Pour autant, UBS avait semble-t-il aussi prévu quelques incidents de parcours. Ainsi, un ancien dirigeant de la banque reconnaît, lors de son interrogatoire, l’existence d’un «manuel de sécurité» dans lesquels sont notamment expliquées des techniques de blocage des ordinateurs portables, y compris «en cas d’interrogatoire par la police». Non dénué d’humour, il justifie ce document par «l’unique souci de protéger le secret bancaire».
Reste qu’à partir de 2011, sentant l’étau se resserrer, la banque a brutalement changé d’attitude en ne laissant que deux options à ses clients français très spéciaux : se mettre en conformité avec le fisc français ou fermer leur compte et se trouver une autre banque. Et UBS a visiblement été entendu… Les services fiscaux français ont recensé, au 30 octobre 2015, 3 893 contribuables titulaires d’un compte chez UBS ayant eu une envie pressante de régulariser leur situation.
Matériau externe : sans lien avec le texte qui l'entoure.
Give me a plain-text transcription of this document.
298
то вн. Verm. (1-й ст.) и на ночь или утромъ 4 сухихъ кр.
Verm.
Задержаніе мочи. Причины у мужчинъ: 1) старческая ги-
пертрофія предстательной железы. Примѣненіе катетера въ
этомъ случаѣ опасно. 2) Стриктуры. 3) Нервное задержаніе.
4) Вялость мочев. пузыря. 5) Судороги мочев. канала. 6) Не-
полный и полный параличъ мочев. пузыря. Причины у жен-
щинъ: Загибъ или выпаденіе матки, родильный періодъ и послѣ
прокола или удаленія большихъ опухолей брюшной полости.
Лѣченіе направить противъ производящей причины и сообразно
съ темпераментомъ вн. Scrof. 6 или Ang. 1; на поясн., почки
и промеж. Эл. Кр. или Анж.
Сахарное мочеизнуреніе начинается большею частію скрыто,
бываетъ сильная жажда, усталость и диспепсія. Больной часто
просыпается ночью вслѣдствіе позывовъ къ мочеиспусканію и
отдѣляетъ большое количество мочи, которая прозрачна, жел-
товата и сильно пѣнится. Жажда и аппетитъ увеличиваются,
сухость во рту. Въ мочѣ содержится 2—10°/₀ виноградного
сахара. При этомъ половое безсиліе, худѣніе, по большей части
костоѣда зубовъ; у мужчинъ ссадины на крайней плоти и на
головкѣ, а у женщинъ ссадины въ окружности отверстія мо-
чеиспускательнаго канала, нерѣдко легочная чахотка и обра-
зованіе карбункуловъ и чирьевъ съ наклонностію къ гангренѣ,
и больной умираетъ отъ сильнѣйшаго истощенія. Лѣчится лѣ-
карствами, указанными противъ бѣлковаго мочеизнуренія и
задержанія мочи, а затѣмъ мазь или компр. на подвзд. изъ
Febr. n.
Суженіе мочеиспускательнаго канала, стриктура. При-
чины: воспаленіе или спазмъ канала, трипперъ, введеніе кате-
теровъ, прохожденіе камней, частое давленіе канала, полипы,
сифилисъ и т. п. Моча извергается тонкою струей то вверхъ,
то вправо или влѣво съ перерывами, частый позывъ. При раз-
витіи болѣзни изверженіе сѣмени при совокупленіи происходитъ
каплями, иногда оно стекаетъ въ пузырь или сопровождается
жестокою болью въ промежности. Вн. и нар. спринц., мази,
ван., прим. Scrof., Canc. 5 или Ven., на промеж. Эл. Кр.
Ils ont donc fait un passage par la cellule de dégrisement fiscal mise en place par Bercy et ont rapatrié 3,7 milliards euros. L’administration française des impôts a récupéré 962,6 millions de taxes et pénalités sur cette somme.
Mais ce n’est que la partie émergée de l’iceberg pour Bercy, qui sera présent au procès, sur le banc des parties civiles. Le ministère de l’Economie va vraisemblablement demander des dommages et intérêts largement supérieurs au milliard déjà laissé en caution par la banque. Si jamais le fisc français est entendu par les juges, la direction d’UBS risque de regretter amèrement de ne pas avoir signé une transaction avec le Parquet comme elle l’a fait dans les autres pays où elle a été mise en cause.